Title
Auxin-induced changes in the cell wall structure: Changes in the sugar compositions, intrinsic viscosity and molecular weight distributions of matrix polysaccharides of the epicotyl cell wall of Vigna angularis
 
author
Nishitani K, Masuda Y
 
Issue
1981.--
 
Publisher
Physiologia Plantarum 52: 482-494
 
Abstract
Rapid effects of indole-3-acetic acid (IAA) on the mechanical properties of cell wall, and sugar compositions, intrinsic viscosity and molecular weight distribution of cell wall polysaccharides were investigated with excised epicotyl segments of Vigna angularis Ohwi et Ohashi cv. Takara.(1)IAA caused cell wall loosening as studied by stress-relaxation analysis within 15 min after the IAA application.(2)IAA stimulated the decrease in the content of arabinose and galactose in the hemicellulose 1 h after its application. The amounts of other component sugars in the cell wall polysaccharides remained constant during the IAA-induced segment growth.(3)The intrinsic viscocity of the pectin increased as early as 30 min after the IAA application.

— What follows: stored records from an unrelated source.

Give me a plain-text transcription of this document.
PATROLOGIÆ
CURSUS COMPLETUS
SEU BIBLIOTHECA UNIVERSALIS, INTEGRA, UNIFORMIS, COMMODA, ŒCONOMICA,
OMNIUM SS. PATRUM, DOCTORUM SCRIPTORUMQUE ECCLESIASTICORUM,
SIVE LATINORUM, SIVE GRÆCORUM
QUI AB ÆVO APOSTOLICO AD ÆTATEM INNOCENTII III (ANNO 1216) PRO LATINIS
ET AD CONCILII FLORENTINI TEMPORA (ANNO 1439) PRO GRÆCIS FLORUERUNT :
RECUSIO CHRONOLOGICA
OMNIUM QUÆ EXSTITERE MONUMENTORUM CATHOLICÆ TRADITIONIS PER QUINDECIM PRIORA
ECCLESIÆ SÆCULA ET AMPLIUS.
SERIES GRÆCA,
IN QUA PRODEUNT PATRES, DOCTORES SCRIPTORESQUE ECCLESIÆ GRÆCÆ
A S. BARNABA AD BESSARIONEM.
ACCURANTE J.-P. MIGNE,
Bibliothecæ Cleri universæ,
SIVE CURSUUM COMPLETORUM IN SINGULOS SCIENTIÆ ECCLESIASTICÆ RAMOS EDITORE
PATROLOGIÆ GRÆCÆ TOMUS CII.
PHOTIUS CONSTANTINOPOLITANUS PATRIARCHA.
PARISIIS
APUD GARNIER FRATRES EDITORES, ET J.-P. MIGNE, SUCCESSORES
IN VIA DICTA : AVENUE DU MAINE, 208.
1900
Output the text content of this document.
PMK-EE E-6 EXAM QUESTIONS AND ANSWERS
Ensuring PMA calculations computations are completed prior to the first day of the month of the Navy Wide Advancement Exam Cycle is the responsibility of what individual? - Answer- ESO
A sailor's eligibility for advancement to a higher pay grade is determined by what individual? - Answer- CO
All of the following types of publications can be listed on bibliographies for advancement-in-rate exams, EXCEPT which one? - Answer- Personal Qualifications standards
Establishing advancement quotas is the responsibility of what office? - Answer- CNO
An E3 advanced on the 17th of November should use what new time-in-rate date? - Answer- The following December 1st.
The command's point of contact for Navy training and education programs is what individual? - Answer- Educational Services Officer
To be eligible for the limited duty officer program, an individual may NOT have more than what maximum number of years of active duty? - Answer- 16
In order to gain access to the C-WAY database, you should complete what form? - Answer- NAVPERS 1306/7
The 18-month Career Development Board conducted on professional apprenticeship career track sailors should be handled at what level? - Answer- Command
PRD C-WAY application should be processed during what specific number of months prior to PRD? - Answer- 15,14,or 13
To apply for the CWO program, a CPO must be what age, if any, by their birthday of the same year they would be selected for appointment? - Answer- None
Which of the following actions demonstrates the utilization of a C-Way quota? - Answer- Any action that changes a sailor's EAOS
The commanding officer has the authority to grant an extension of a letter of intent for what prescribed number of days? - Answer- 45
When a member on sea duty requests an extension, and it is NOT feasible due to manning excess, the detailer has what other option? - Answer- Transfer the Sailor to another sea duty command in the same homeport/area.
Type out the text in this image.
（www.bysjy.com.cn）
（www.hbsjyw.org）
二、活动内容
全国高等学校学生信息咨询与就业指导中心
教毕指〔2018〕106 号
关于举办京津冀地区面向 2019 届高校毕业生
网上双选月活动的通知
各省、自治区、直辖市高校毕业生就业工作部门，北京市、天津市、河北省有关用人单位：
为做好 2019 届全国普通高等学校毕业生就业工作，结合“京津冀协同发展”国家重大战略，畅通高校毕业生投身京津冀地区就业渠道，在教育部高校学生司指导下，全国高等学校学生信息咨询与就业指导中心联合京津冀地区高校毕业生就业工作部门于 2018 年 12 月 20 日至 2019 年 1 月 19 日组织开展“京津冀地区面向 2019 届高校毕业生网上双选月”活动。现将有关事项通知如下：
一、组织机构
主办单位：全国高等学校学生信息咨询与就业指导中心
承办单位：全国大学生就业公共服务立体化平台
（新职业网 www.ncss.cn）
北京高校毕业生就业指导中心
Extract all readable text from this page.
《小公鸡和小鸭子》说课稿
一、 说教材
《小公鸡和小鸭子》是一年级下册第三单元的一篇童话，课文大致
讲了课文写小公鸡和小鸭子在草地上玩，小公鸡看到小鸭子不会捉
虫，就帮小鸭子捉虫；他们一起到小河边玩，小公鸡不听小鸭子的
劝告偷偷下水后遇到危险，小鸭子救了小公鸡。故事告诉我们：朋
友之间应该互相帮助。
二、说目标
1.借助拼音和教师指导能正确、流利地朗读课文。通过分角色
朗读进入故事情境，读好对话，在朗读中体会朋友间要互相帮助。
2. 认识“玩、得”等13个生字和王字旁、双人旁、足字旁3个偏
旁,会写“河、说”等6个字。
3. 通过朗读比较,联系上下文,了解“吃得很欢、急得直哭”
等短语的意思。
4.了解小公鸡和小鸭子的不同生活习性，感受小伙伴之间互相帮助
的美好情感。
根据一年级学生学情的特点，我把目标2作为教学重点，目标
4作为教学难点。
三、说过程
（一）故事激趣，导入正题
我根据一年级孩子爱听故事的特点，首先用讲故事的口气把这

This effect was not prevented when elongation growth of the segment was osmotically suppressed by 0.15 M mannitol.(4)Gel permeation chromatography of the pectin on a Sepharose 4 B column demonstrated tht IAA caused increase in the mass-average molecular weight of the pectin. Analysis of the sugar compositions of the pectin eluted from the Sepharose 4 B column indicated that IAA increased the molecular weight of the polysaccharides composed of uronic acid, galactose, rhamnose and arabinose. This effect became apparent within 30 min after the IAA application. Furthermore, IAA increased the molecular weight of the pectin when elongation growth of the epicotyl segments was osmotically suppressed by 0.15 M mannitol.(5)Hemicellulose of the cell wall chromatographed on a Sepharose CL-4 B column. Analysis of the neutral sugar compositions and the iodine staining property (specific for xyloglucans) of the polysaccharide solution eluted from the column indicated that the hemicellulose consisted of xyloglucans, arabinogalactans and polysaccharides composed of xylose and/or mannose. IAA caused a decrease in the arabinogalactan content and depolymerization of xyloglucans. These IAA effects became apparent within 30 min after the IAA application. These changes occurred even when elongation growth of the epicotyl segments was osmotically suppressed by 0.15 M mannitol.Polymerization of the pectin, degradation of arabinogalactans and depolymerization of xyloglucans appear to be involved in the mechanism by which IAA induces cell wall loosening and therefore extension growth of cells.